2. Im Umfang der Aufhebung wird die Sache zu neuer Verhandlung und Entscheidung, auch über die Kosten des Rechtsmittels, an eine andere Jugendkammer des Landgerichts zurückverwiesen.
3. Die weiter gehende Revision wird verworfen.
Das Landgericht hat den Angeklagten wegen schweren Raubes in vier Fällen und besonders schweren Raubes zu einer Jugendstrafe von zwei Jahren und zehn Monaten verurteilt. Außerdem hat es angeordnet, dass der „sichergestellte Betrag in Höhe von 6.800 Euro eingezogen und bezüglich eines weiteren Betrages in Höhe von 35.782,70 Euro die „Sicherstellung des Wertersatzes“ erfolgt. Die Revision des Angeklagten führt zur Aufhebung der gesamten Einziehungsentscheidung; im Übrigen ist sie unbegründet im Sinne des § 349 Abs. 2 StPO.
1. Die Überprüfung des Schuld- und Strafausspruchs aufgrund der Revisionsrechtfertigung hat keinen Rechtsfehler zum Nachteil des Angeklagten ergeben.
2. Die in den Urteilsgründen gänzlich unbegründet gebliebene Einziehungsentscheidung hält dagegen revisionsrechtlicher Überprüfung nicht stand.

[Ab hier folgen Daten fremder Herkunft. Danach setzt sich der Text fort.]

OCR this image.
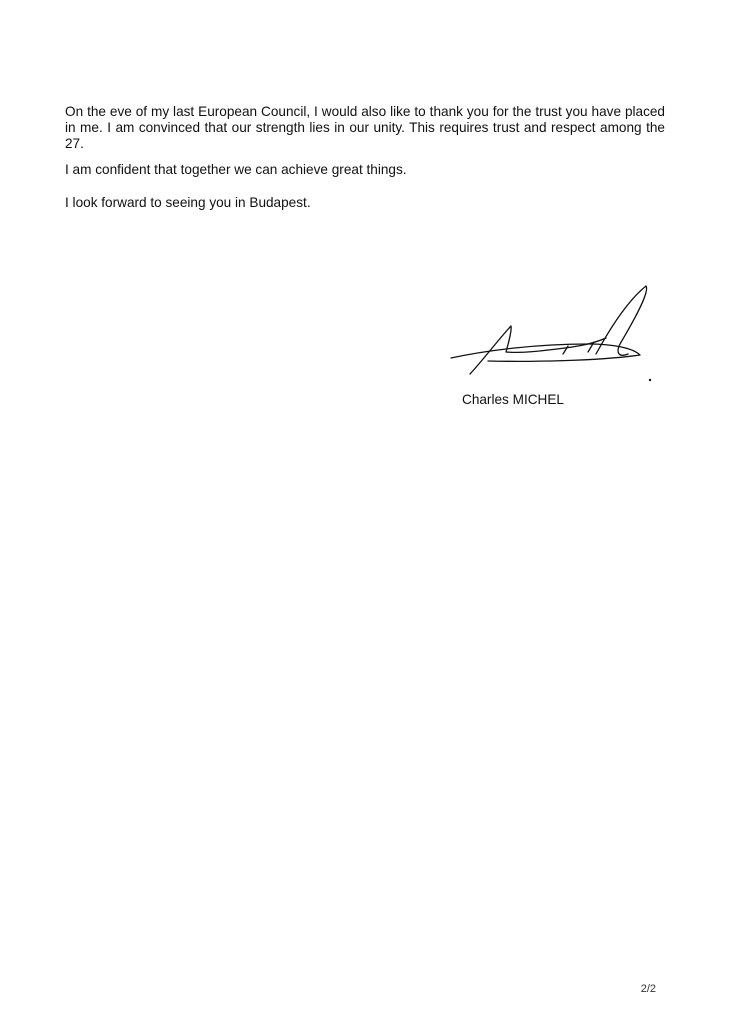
On the eve of my last European Council, I would also like to thank you for the trust you have placed in me. I am convinced that our strength lies in our unity. This requires trust and respect among the 27.

I am confident that together we can achieve great things.

I look forward to seeing you in Budapest.

Charles MICHEL

2/2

a) Soweit die Strafkammer gemäß § 73 Abs. 1 StGB nF die Einziehung eines sichergestellten Betrages in Höhe von 6.800 Euro angeordnet hat, fehlt jeder Beleg dafür, dass es tatsächlich zu einer entsprechenden Sicherstellung gekommen ist und, sofern dies der Fall gewesen sein sollte, es sich dabei um ein aus einer Vortat erlangtes „etwas“ im Sinne dieser Vorschrift gehandelt hat. Aus den Urteilsgründen ergibt sich dazu nur, dass der Angeklagte am 4. Dezember 2017 (UA 5) und damit am Tag der letzten ausgeurteilten Tat (Fall II. 2. e der Urteilsgründe) festgenommen wurde. Dass er hierbei erbeutetes Geld in Höhe von 6.800 Euro bei sich führte oder sonst in seinem Besitz hatte, ist selbst dem Gesamtzusammenhang der Urteilsgründe nicht zu entnehmen; auch erbeutete der Angeklagte bei diesem Überfall lediglich 6.080 Euro (UA 15).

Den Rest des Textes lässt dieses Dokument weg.